1 variant,” says a press release about the study.

The findings are based on a meta-analysis of 65 studies from 19 countries, including the US, UK, Canada, India and Norway, to assess the effectiveness of previous COVID infection in protecting a person. This includes studies examining reinfection with COVID in unvaccinated individuals.

Data on newer XBB omicron variants or their sub-lines were not examined in this study. The XBB.1.5 omicron variant is the most dominant in the US, according to data from the Centers for Disease Control and Prevention.

Vaccination is the safest way to acquire immunity, while acquiring natural immunity must be balanced against the risks of serious illness and death associated with initial infection, said Stephen Lim, the study’s lead author and a professor in the Department of Health Indicators. Das said the University of Washington Sciences in a statement.

If a person was previously infected with a non-omicron variant of the corona virus, protection from subsequent omicron infections was significantly lower, the study found.

However, if a person had been previously infected with Omicron, there was a greater chance of being protected from future Omicron infection – but not for sub variants BA.4 and BA.5, the researchers wrote. This confirms the greater immune escape associated with this particular sub variant.

To fully understand a person’s immune profile and risks from COVID-19, public health decision-makers need to consider natural immunity and vaccination status, said Dr. Caroline Stein, a co-author of the study, in a statement.

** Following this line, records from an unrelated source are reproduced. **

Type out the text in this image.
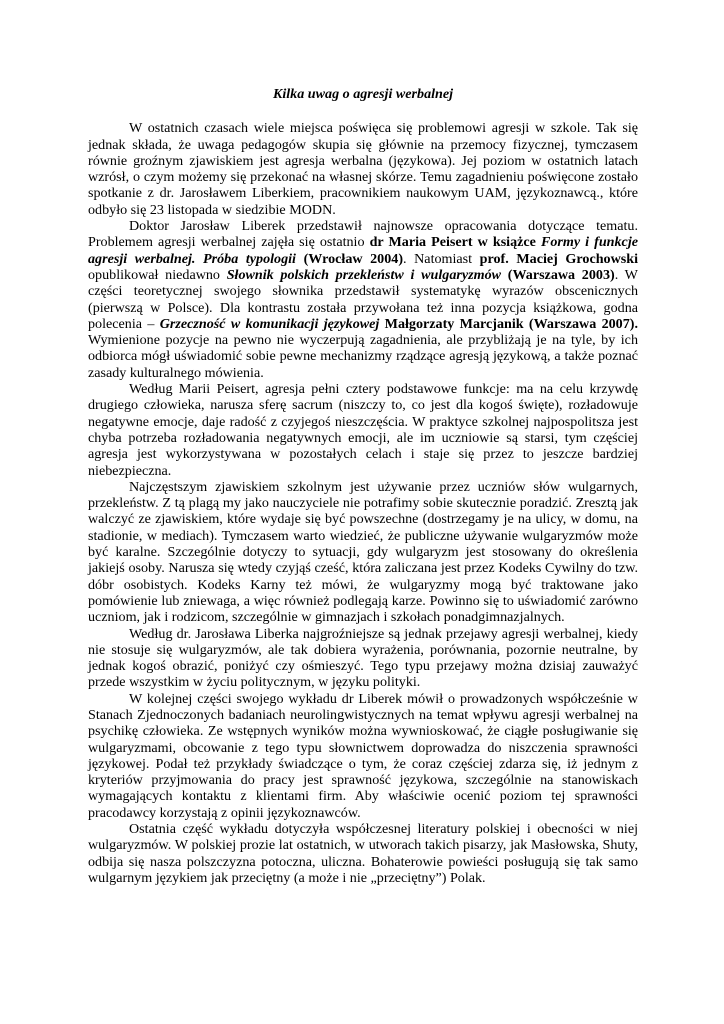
Kilka uwag o agresji werbalnej

W ostatnich czasach wiele miejsca poświęca się problemowi agresji w szkole. Tak się jednak składa, że uwaga pedagogów skupia się głównie na przemocy fizycznej, tymczasem równie groźnym zjawiskiem jest agresja werbalna (językowa). Jej poziom w ostatnich latach wzrósł, o czym możemy się przekonać na własnej skórze. Temu zagadnieniu poświęcone zostało spotkanie z dr. Jarosławem Liberkiem, pracownikiem naukowym UAM, językoznawcą., które odbyło się 23 listopada w siedzibie MODN.

Doktor Jarosław Liberek przedstawił najnowsze opracowania dotyczące tematu. Problemem agresji werbalnej zajęła się ostatnio dr Maria Peisert w książce Formy i funkcje agresji werbalnej. Próba typologii (Wrocław 2004). Natomiast prof. Maciej Grochowski opublikował niedawno Słownik polskich przekleństw i wulgaryzmów (Warszawa 2003). W części teoretycznej swojego słownika przedstawił systematykę wyrazów obscenicznych (pierwszą w Polsce). Dla kontrastu została przywołana też inna pozycja książkowa, godna polecenia – Grzeczność w komunikacji językowej Małgorzaty Marcjanik (Warszawa 2007). Wymienione pozycje na pewno nie wyczerpują zagadnienia, ale przybliżają je na tyle, by ich odbiorca mógł uświadomić sobie pewne mechanizmy rządzące agresją językową, a także poznać zasady kulturalnego mówienia.

Według Marii Peisert, agresja pełni cztery podstawowe funkcje: ma na celu krzywdę drugiego człowieka, narusza sferę sacrum (niszczy to, co jest dla kogoś święte), rozładowuje negatywne emocje, daje radość z czyjegoś nieszczęścia. W praktyce szkolnej najpospolitsza jest chyba potrzeba rozładowania negatywnych emocji, ale im uczniowie są starsi, tym częściej agresja jest wykorzystywana w pozostałych celach i staje się przez to jeszcze bardziej niebezpieczna.

Najczęstszym zjawiskiem szkolnym jest używanie przez uczniów słów wulgarnych, przekleństw. Z tą plagą my jako nauczyciele nie potrafimy sobie skutecznie poradzić. Zresztą jak walczyć ze zjawiskiem, które wydaje się być powszechne (dostrzegamy je na ulicy, w domu, na stadionie, w mediach). Tymczasem warto wiedzieć, że publiczne używanie wulgaryzmów może być karalne. Szczególnie dotyczy to sytuacji, gdy wulgaryzm jest stosowany do określenia jakiejś osoby. Narusza się wtedy czyjąś cześć, która zaliczana jest przez Kodeks Cywilny do tzw. dóbr osobistych. Kodeks Karny też mówi, że wulgaryzmy mogą być traktowane jako pomówienie lub zniewaga, a więc również podlegają karze. Powinno się to uświadomić zarówno uczniom, jak i rodzicom, szczególnie w gimnazjach i szkołach ponadgimnazjalnych.

Według dr. Jarosława Liberka najgroźniejsze są jednak przejawy agresji werbalnej, kiedy nie stosuje się wulgaryzmów, ale tak dobiera wyrażenia, porównania, pozornie neutralne, by jednak kogoś obrazić, poniżyć czy ośmieszyć. Tego typu przejawy można dzisiaj zauważyć przede wszystkim w życiu politycznym, w języku polityki.

W kolejnej części swojego wykładu dr Liberek mówił o prowadzonych współcześnie w Stanach Zjednoczonych badaniach neurolingwistycznych na temat wpływu agresji werbalnej na psychikę człowieka. Ze wstępnych wyników można wywnioskować, że ciągłe posługiwanie się wulgaryzmami, obcowanie z tego typu słownictwem doprowadza do niszczenia sprawności językowej. Podał też przykłady świadczące o tym, że coraz częściej zdarza się, iż jednym z kryteriów przyjmowania do pracy jest sprawność językowa, szczególnie na stanowiskach wymagających kontaktu z klientami firm. Aby właściwie ocenić poziom tej sprawności pracodawcy korzystają z opinii językoznawców.

Ostatnia część wykładu dotyczyła współczesnej literatury polskiej i obecności w niej wulgaryzmów. W polskiej prozie lat ostatnich, w utworach takich pisarzy, jak Masłowska, Shuty, odbija się nasza polszczyzna potoczna, uliczna. Bohaterowie powieści posługują się tak samo wulgarnym językiem jak przeciętny (a może i nie „przeciętny”) Polak.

Such decisions, the researchers said, apply to guidelines for when people should receive COVID vaccine doses, including booster shots, the researchers wrote.

Limitations of the study included that fewer studies performed by the included authors had data on the original Omicron strains and their derivatives.

The work warrants further studies examining the protection provided by COVID vaccines and infection. This highlights how more studies have been published analyzing vaccine effectiveness versus COVID infection. This study was funded by the Bill and Melinda Gates Foundation.